Mayra Rodas, a housekeeper, said the hotel hiked her salary from $7.75 to $9.50 an hour in the past two months. Rodas said she cleans 15 rooms a day - changing the linen, scrubbing the bathroom, vacuuming the floor and dusting the furniture in rooms that sometimes go for more a night than her $510-a-month apartment.

But Rodas says the struggle is not about money.

"They don't respect us," Rodas said. "The supervisors scream at us. One hit me in the head. I was afraid. They follow us to the bathroom, check how long we're on break. I'm not afraid anymore. I'm already tired of so much abuse."

Ricardo Uribe, a Loews housekeeper and a member of the organizing committee, said working his previous job in the laundry room was "like being in jail. When you go to the restroom, they follow you to see how long you take. They've always treated us badly."

Uribe, who has worked at the hotel for five years, said that a sudden $2.50 raise (after raises of 12 and 15 cents) and discount tickets to theme parks haven't dissuaded him from pushing for a union.

The raise and gifts, he said "are a trick to get us to stop the union, but we'll continue until there's justice. At first we were scared. But when we saw the (community) support, the fear started disappearing slowly. We met council members and clergy and that took the fear away."

The campaign - which coincides with a hotly contested battle over a pioneering living wage proposal for hotel and restaurant employees -- comes one month after the local Hotel Employees and Restaurant Employees Union signed a contract with the new owners of the Miramar Fairmont Hotel.

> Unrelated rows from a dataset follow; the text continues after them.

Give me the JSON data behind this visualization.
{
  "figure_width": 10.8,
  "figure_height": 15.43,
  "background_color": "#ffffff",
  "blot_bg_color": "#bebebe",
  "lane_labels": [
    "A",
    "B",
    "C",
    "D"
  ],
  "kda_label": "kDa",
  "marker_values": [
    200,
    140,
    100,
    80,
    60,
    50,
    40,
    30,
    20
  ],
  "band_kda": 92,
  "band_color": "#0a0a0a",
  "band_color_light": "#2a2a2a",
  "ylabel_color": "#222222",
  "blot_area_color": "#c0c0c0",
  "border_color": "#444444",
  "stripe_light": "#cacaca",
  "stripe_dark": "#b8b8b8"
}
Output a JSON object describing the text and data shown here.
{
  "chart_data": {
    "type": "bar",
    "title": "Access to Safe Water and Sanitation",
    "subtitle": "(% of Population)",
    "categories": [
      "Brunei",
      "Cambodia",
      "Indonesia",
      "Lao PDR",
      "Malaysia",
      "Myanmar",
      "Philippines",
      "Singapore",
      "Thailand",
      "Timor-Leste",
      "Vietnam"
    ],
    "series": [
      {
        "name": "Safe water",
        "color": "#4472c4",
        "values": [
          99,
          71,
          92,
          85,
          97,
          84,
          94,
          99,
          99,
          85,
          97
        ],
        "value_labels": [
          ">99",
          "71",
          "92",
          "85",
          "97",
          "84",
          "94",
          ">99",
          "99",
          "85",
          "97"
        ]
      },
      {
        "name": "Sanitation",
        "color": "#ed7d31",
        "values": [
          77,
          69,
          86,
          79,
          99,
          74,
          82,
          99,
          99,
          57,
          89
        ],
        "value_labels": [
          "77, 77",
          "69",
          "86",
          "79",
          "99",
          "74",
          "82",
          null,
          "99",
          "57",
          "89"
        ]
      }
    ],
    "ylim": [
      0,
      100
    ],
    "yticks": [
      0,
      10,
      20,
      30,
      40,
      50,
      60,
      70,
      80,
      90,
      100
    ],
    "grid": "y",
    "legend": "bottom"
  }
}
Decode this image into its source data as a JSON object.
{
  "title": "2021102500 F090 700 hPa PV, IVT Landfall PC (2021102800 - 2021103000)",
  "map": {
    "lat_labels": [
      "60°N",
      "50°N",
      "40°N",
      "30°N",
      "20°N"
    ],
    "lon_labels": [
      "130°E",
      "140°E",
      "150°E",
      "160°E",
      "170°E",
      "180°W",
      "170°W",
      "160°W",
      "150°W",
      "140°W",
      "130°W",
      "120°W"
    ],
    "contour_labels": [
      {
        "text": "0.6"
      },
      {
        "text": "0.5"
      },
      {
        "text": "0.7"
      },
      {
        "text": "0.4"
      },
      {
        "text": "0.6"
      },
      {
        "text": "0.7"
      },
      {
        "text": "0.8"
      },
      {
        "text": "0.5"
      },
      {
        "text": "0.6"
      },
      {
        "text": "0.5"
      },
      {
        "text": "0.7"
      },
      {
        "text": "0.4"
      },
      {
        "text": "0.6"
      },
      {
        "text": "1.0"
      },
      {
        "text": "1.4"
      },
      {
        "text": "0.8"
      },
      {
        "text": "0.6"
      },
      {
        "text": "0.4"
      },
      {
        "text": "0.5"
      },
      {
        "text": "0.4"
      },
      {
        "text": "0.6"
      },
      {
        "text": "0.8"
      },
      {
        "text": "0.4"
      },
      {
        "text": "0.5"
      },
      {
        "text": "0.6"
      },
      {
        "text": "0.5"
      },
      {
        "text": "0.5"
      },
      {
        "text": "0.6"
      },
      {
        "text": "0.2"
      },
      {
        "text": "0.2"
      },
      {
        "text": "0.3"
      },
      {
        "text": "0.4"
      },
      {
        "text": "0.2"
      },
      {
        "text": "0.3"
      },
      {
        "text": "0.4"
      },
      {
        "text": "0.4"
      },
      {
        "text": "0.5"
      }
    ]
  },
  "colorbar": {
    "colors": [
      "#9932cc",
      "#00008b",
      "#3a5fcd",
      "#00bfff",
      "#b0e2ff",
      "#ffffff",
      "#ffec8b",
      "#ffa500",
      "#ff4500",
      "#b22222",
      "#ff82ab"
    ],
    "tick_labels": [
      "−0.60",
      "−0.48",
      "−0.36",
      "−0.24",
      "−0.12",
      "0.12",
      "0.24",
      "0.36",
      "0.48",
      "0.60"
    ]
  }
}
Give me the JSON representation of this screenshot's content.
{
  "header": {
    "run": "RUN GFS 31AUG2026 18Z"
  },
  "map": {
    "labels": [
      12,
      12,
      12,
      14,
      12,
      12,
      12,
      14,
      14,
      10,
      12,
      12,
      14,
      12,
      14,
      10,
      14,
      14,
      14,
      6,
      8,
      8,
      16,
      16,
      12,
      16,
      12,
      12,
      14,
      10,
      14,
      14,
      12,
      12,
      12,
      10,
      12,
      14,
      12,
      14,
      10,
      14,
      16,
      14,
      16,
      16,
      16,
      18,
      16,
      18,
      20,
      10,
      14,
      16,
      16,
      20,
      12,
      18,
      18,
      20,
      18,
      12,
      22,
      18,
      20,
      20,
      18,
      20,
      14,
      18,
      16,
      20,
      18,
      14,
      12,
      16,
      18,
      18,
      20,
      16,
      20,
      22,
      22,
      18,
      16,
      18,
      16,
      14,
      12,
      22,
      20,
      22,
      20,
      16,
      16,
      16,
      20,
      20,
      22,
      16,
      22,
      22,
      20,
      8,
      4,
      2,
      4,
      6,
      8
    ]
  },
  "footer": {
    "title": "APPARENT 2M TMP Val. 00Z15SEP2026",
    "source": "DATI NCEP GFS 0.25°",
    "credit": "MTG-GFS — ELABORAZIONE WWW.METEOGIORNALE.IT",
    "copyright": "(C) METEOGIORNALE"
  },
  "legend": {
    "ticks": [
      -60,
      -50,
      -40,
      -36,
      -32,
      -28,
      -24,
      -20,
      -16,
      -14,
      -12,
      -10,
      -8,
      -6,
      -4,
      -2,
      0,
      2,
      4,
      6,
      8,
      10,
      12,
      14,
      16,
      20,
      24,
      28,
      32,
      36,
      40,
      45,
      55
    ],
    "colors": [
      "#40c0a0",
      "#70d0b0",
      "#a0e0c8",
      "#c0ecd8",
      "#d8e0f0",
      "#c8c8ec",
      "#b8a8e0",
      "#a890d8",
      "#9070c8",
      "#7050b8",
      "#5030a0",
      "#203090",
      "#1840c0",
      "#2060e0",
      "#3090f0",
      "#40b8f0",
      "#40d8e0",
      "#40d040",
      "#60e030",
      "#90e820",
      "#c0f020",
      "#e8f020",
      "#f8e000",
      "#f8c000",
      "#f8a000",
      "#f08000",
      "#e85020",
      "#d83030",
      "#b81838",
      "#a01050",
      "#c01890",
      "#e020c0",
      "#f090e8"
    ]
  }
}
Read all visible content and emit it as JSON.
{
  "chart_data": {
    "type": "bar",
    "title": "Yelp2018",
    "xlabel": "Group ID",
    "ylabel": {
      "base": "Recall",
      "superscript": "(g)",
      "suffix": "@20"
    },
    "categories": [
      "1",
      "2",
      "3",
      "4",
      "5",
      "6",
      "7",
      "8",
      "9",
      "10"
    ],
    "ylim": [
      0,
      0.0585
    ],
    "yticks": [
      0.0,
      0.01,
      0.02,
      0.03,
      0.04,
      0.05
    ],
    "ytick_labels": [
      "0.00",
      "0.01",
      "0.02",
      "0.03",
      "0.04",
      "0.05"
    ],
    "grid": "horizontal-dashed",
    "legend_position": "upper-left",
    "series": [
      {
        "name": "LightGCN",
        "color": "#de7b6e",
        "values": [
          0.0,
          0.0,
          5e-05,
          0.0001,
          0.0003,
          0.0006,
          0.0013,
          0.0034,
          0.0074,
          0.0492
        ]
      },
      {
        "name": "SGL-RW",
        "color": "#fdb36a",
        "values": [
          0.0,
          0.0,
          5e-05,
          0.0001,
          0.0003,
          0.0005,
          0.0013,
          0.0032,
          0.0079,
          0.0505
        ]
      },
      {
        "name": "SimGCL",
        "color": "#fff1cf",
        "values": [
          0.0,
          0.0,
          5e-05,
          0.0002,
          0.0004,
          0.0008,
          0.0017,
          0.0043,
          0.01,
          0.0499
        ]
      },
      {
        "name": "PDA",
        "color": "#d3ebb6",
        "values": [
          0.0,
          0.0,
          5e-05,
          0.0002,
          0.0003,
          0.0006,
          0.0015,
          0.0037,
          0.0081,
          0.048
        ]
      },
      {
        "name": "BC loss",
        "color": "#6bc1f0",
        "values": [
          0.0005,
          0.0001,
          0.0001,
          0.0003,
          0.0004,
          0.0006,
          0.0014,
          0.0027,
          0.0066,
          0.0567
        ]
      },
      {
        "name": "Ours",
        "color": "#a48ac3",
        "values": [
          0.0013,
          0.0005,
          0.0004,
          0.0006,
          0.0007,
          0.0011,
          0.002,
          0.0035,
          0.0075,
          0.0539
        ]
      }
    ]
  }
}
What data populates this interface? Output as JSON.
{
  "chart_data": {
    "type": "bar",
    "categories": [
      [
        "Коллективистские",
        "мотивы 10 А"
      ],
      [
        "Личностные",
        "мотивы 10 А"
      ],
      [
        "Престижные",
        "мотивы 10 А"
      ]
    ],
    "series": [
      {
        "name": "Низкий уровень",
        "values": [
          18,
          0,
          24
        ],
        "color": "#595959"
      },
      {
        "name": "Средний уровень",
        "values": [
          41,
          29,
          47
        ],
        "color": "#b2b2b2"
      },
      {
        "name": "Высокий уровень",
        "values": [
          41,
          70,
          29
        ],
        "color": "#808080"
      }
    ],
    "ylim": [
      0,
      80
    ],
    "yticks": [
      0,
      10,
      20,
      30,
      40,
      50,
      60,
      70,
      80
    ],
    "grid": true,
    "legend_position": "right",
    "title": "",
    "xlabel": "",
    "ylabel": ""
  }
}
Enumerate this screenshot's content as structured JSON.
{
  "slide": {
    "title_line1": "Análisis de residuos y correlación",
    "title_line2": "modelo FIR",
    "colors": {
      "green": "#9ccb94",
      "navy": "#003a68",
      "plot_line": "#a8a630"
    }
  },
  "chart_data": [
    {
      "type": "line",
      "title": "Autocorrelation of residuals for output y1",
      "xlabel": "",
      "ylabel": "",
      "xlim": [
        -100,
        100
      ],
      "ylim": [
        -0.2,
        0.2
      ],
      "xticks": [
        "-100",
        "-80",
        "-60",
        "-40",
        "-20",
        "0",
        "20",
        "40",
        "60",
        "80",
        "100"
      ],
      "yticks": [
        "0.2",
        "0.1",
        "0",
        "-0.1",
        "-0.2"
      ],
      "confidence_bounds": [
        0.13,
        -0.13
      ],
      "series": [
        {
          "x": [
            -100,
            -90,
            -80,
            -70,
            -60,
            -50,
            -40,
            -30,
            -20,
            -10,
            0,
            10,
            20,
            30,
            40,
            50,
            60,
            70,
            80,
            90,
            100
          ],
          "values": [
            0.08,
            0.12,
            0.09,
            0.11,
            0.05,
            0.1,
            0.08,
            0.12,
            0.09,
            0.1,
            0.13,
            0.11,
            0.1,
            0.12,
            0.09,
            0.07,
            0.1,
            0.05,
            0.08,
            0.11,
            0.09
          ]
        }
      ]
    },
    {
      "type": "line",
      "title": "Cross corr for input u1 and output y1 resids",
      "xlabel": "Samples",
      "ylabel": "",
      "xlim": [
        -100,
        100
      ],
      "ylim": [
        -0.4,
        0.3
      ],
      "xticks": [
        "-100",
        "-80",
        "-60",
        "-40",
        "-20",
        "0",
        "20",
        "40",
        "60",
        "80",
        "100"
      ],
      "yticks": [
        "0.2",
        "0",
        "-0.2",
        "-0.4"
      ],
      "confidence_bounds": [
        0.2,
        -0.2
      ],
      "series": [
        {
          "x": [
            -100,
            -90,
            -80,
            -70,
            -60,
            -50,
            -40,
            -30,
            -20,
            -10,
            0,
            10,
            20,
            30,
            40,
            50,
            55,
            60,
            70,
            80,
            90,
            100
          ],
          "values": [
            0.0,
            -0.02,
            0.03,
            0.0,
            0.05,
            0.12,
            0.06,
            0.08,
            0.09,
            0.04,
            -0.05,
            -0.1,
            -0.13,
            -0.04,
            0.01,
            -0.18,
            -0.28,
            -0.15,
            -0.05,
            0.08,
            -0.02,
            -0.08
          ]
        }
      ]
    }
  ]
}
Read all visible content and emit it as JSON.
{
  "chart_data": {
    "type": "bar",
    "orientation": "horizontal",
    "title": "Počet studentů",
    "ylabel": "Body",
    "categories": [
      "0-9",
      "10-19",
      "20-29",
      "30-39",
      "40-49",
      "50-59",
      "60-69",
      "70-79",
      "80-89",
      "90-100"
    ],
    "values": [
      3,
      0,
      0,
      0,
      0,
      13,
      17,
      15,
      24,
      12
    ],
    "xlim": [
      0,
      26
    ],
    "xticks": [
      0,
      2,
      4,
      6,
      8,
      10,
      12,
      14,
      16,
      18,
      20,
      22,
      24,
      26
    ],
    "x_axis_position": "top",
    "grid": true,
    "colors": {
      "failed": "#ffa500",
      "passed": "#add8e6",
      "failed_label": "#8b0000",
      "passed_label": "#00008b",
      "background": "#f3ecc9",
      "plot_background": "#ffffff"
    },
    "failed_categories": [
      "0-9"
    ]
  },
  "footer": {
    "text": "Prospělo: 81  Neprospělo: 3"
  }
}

But unlike the Miramar vote to retain the union, a union election at the Loews would not be conducted under the auspices of the National Labor Relations Board, Peterson said.

"It's not a fair process," Peterson said. "Workers get fired and nothing is done. The NLRB gives some protections, but not enough."

Instead, union leaders hope management agrees to hold a tally supervised by "a priest or a judge." Similar elections have been held at duty free shops at LAX and at the new Staples Center downtown, as well as at some Las Vegas casinos, Peterson said.

He said the workers will get the union to agree to similar elections "through marching, through organizing.

"Let's hope they get their senses soon. We don't want another Miramar," Peterson said, referring to the nasty four-year battle with the previous owners of the city's only unionized hotel. "But we're ready to go as long as it takes. We'll be back."

Thursday's demonstration buoyed Uribe's hopes for a union victory. The housekeeper said he's holding on to the discount tickets to Disneyland and Magic Mountain.

"I'll use them after we win," he said. "Now it would feel like they're buying us."